On July 1, 2013, the Company sold a portion of its shares of Upsilon RFO to a new third party shareholder for $25.0 million. The Company’s participation in the original risks assumed by Upsilon RFO prior to January 1, 2014 was 25.8%, inclusive of the related insurance contract, effective December 31, 2013.
In conjunction with risks incepting during the first quarter of 2014, $172.4 million of Upsilon RFO non-voting preference shares were sold to unaffiliated third-party investors.  Additionally, $109.7 million of the non-voting preference shares were acquired by the Company, representing a 38.9% participation in the risks assumed by Upsilon RFO incepting during the first quarter of 2014.  In addition, another third party investor supplied $15.0 million of capital through an insurance contract with the Company related to Upsilon RFO’s reinsurance portfolio.  Inclusive of the insurance contract, the Company has a 33.6% participation in the original risks assumed by Upsilon RFO in conjunction with risks incepting during the first quarter of 2014.  At March 31, 2014, the Company’s consolidated balance sheet included total assets and total liabilities of Upsilon RFO of $493.3 million and $493.3 million, respectively, including $30.1 million of capital raised from third party investors and received by Upsilon RFO prior to March 31, 2014 for risks incepted on April 1, 2014, which is reflected on the Company’s consolidated balance sheet in other liabilities at March 31, 2014 (December 31, 2013 - $474.2 million and $474.2 million, respectively, including $156.3 million of capital raised from third party investors and received by Upsilon RFO prior to December 31, 2013 for risks incepted during the first quarter of 2014). Inclusive of the capital raised for risks incepting on April 1, 2014, the Company has a 31.4% participation in the original risks assumed by Upsilon RFO for the period from January 1, 2014 through April 1, 2014.

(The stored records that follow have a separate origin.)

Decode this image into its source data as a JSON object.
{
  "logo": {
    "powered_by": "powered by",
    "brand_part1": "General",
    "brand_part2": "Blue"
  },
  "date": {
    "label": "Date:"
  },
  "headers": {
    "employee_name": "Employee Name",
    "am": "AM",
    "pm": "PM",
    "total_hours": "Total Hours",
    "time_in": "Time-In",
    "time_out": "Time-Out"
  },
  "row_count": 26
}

The shareholders (other than the Class A shareholder) participate in substantially all of the profits or losses of Upsilon RFO while their shares remain outstanding. The shareholders (other than the Class A shareholder) indemnify Upsilon RFO against losses relating to insurance risk and therefore these shares have been accounted for as prospective reinsurance under FASB ASC Topic Financial Services - Insurance. Both Upsilon RFO and the insurance participation are managed by RUM in return for an expense override and profit commission. Upsilon RFO is considered a VIE and the Company is considered the primary beneficiary. As a result, Upsilon RFO is consolidated by the Company and all significant inter-company transactions have been eliminated.

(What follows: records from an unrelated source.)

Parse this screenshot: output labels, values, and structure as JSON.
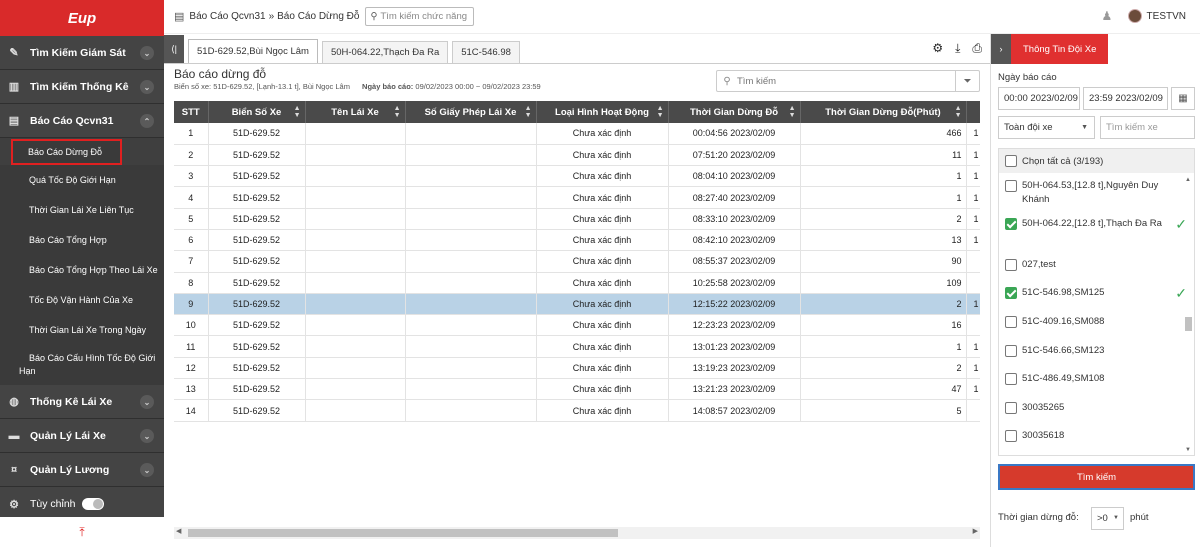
{
  "logo": {
    "text": "Eup"
  },
  "sidebar": {
    "sections_top": [
      {
        "label": "Tìm Kiếm Giám Sát",
        "icon": "pencil-icon"
      },
      {
        "label": "Tìm Kiếm Thống Kê",
        "icon": "bar-chart-icon"
      },
      {
        "label": "Báo Cáo Qcvn31",
        "icon": "report-icon"
      }
    ],
    "sub_items": [
      "Báo Cáo Dừng Đỗ",
      "Quá Tốc Độ Giới Hạn",
      "Thời Gian Lái Xe Liên Tục",
      "Báo Cáo Tổng Hợp",
      "Báo Cáo Tổng Hợp Theo Lái Xe",
      "Tốc Độ Vận Hành Của Xe",
      "Thời Gian Lái Xe Trong Ngày",
      "Báo Cáo Cấu Hình Tốc Độ Giới Hạn"
    ],
    "sections_bottom": [
      {
        "label": "Thống Kê Lái Xe",
        "icon": "driver-stats-icon"
      },
      {
        "label": "Quản Lý Lái Xe",
        "icon": "id-card-icon"
      },
      {
        "label": "Quản Lý Lương",
        "icon": "money-icon"
      }
    ],
    "custom_label": "Tùy chỉnh"
  },
  "topbar": {
    "breadcrumb_1": "Báo Cáo Qcvn31",
    "separator": "»",
    "breadcrumb_2": "Báo Cáo Dừng Đỗ",
    "search_func_placeholder": "Tìm kiếm chức năng",
    "username": "TESTVN"
  },
  "tabs": [
    {
      "label": "51D-629.52,Bùi Ngọc Lâm",
      "active": true
    },
    {
      "label": "50H-064.22,Thạch Đa Ra",
      "active": false
    },
    {
      "label": "51C-546.98",
      "active": false
    }
  ],
  "report": {
    "title": "Báo cáo dừng đỗ",
    "vehicle_text": "Biển số xe: 51D-629.52, [Lạnh-13.1 t], Bùi Ngọc Lâm",
    "date_label": "Ngày báo cáo:",
    "date_value": "09/02/2023 00:00 ~ 09/02/2023 23:59",
    "search_placeholder": "Tìm kiếm"
  },
  "table": {
    "headers": [
      "STT",
      "Biển Số Xe",
      "Tên Lái Xe",
      "Số Giấy Phép Lái Xe",
      "Loại Hình Hoạt Động",
      "Thời Gian Dừng Đỗ",
      "Thời Gian Dừng Đỗ(Phút)",
      ""
    ],
    "rows": [
      {
        "stt": "1",
        "plate": "51D-629.52",
        "type": "Chưa xác định",
        "time": "00:04:56 2023/02/09",
        "minutes": "466",
        "extra": "1"
      },
      {
        "stt": "2",
        "plate": "51D-629.52",
        "type": "Chưa xác định",
        "time": "07:51:20 2023/02/09",
        "minutes": "11",
        "extra": "1"
      },
      {
        "stt": "3",
        "plate": "51D-629.52",
        "type": "Chưa xác định",
        "time": "08:04:10 2023/02/09",
        "minutes": "1",
        "extra": "1"
      },
      {
        "stt": "4",
        "plate": "51D-629.52",
        "type": "Chưa xác định",
        "time": "08:27:40 2023/02/09",
        "minutes": "1",
        "extra": "1"
      },
      {
        "stt": "5",
        "plate": "51D-629.52",
        "type": "Chưa xác định",
        "time": "08:33:10 2023/02/09",
        "minutes": "2",
        "extra": "1"
      },
      {
        "stt": "6",
        "plate": "51D-629.52",
        "type": "Chưa xác định",
        "time": "08:42:10 2023/02/09",
        "minutes": "13",
        "extra": "1"
      },
      {
        "stt": "7",
        "plate": "51D-629.52",
        "type": "Chưa xác định",
        "time": "08:55:37 2023/02/09",
        "minutes": "90",
        "extra": ""
      },
      {
        "stt": "8",
        "plate": "51D-629.52",
        "type": "Chưa xác định",
        "time": "10:25:58 2023/02/09",
        "minutes": "109",
        "extra": ""
      },
      {
        "stt": "9",
        "plate": "51D-629.52",
        "type": "Chưa xác định",
        "time": "12:15:22 2023/02/09",
        "minutes": "2",
        "extra": "1"
      },
      {
        "stt": "10",
        "plate": "51D-629.52",
        "type": "Chưa xác định",
        "time": "12:23:23 2023/02/09",
        "minutes": "16",
        "extra": ""
      },
      {
        "stt": "11",
        "plate": "51D-629.52",
        "type": "Chưa xác định",
        "time": "13:01:23 2023/02/09",
        "minutes": "1",
        "extra": "1"
      },
      {
        "stt": "12",
        "plate": "51D-629.52",
        "type": "Chưa xác định",
        "time": "13:19:23 2023/02/09",
        "minutes": "2",
        "extra": "1"
      },
      {
        "stt": "13",
        "plate": "51D-629.52",
        "type": "Chưa xác định",
        "time": "13:21:23 2023/02/09",
        "minutes": "47",
        "extra": "1"
      },
      {
        "stt": "14",
        "plate": "51D-629.52",
        "type": "Chưa xác định",
        "time": "14:08:57 2023/02/09",
        "minutes": "5",
        "extra": ""
      }
    ],
    "selected_row": 9
  },
  "right_panel": {
    "title": "Thông Tin Đội Xe",
    "date_label": "Ngày báo cáo",
    "start": "00:00 2023/02/09",
    "end": "23:59 2023/02/09",
    "fleet_select": "Toàn đội xe",
    "vehicle_placeholder": "Tìm kiếm xe",
    "select_all": "Chọn tất cả (3/193)",
    "vehicles": [
      {
        "label": "50H-064.53,[12.8 t],Nguyên Duy Khánh",
        "checked": false
      },
      {
        "label": "50H-064.22,[12.8 t],Thạch Đa Ra",
        "checked": true
      },
      {
        "label": "027,test",
        "checked": false
      },
      {
        "label": "51C-546.98,SM125",
        "checked": true
      },
      {
        "label": "51C-409.16,SM088",
        "checked": false
      },
      {
        "label": "51C-546.66,SM123",
        "checked": false
      },
      {
        "label": "51C-486.49,SM108",
        "checked": false
      },
      {
        "label": "30035265",
        "checked": false
      },
      {
        "label": "30035618",
        "checked": false
      }
    ],
    "search_button": "Tìm kiếm",
    "stop_time_label": "Thời gian dừng đỗ:",
    "stop_time_value": ">0",
    "stop_time_unit": "phút"
  },
  "colors": {
    "brand_red": "#d92a2a",
    "sidebar_bg": "#3f3f3f",
    "header_dark": "#4a4a4a",
    "selected_row": "#b9d2e6",
    "check_green": "#3aa655"
  }
}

Upsilon RFO is considered a VIE as it has insufficient equity capital to finance its activities without additional financial support. The Company is the primary beneficiary of Upsilon RFO as it: (i) has the power over the activities that most significantly impact the economic performance of Upsilon RFO and (ii) has the obligation to absorb the losses, and right to receive the benefits, in accordance with the accounting guidance, that could be significant to Upsilon RFO. As a result, the Company consolidates Upsilon RFO and all significant inter-company transactions have been eliminated. The Company has not provided financial or other support to Upsilon RFO that was not contractually required to be provided.

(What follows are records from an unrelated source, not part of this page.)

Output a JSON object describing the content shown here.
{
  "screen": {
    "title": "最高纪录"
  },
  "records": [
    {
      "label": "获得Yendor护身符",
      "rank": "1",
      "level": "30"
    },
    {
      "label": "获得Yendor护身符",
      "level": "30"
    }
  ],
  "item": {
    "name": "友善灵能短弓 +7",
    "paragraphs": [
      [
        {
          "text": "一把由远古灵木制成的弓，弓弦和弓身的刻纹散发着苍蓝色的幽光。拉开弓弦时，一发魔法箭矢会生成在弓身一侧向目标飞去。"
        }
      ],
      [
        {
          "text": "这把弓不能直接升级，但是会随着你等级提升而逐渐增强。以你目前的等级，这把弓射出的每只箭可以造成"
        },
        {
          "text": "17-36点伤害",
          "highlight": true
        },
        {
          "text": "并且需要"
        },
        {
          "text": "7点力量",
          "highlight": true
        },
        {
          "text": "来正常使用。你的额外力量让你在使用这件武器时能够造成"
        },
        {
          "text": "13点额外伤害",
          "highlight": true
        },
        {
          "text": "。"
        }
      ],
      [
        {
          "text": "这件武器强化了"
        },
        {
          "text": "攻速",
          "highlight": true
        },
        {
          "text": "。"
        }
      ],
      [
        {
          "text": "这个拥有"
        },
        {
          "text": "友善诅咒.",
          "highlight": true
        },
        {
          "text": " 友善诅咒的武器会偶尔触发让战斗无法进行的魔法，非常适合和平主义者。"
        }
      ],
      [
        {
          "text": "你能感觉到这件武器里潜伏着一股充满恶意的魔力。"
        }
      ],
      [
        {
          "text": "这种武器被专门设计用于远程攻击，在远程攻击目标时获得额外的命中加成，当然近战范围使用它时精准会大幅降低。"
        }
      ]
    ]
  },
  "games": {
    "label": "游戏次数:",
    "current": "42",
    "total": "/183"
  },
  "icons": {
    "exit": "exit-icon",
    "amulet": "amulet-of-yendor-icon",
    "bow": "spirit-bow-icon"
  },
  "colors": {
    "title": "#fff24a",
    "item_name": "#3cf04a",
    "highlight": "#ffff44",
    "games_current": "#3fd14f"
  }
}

Mona Lisa Re Ltd. (“Mona Lisa Re”)
On March 14, 2013, Mona Lisa Re was licensed as a Bermuda domiciled SPI to provide reinsurance capacity to subsidiaries of RenaissanceRe, namely Renaissance Reinsurance and DaVinci, through reinsurance agreements which will be collateralized and funded by Mona Lisa Re through the issuance of one or more series of principal-at-risk variable rate notes (“Notes”) to third-party investors.
Upon issuance of a series of Notes by Mona Lisa Re, all of the proceeds from the issuance are expected to be deposited into collateral accounts, separated by series, to fund any potential obligation under the reinsurance agreements entered into with Renaissance Reinsurance and/or DaVinci underlying such series of Notes. The outstanding principal amount of each series of Notes generally will be returned to holders of such Notes upon the expiration of the risk period underlying such Notes, unless an event occurs which causes a loss under the applicable series of Notes, in which case the amount returned will be reduced by such noteholder’s pro rata share of such loss, as specified in the applicable governing documents of such Notes. In addition, holders of Notes are generally entitled to interest payments, payable quarterly, as determined by the applicable governing documents of each series of Notes.
The Company concluded that Mona Lisa Re meets the definition of a VIE as it does not have sufficient equity capital to finance its activities. Therefore, the Company evaluated its relationship with Mona Lisa Re and concluded it does not have a variable interest in Mona Lisa Re. As a result, the financial position and results of operations of Mona Lisa Re are not consolidated by the Company. At March 31, 2014, the total assets and total liabilities of Mona Lisa Re were $206.1 million and $206.1 million, respectively (December 31, 2013 - $209.6 million and $209.6 million, respectively).
The only transactions related to Mona Lisa Re that are recorded in the Company’s consolidated financial statements are the ceded reinsurance agreements entered into by Renaissance Reinsurance and DaVinci which are accounted for as prospective reinsurance under FASB ASC Topic Financial Services - Insurance. Renaissance Reinsurance and DaVinci have together entered into ceded reinsurance contracts with Mona Lisa Re with gross premiums ceded of $Nil and $Nil, respectively, during the three months ended March 31, 2014 as the contracts are scheduled to renew in the second quarter of 2014. In addition, Renaissance Reinsurance and DaVinci recognized ceded premiums earned related to the ceded reinsurance contracts with Mona Lisa Re of $2.4 million and $1.7 million, respectively, during the three months ended March 31, 2014.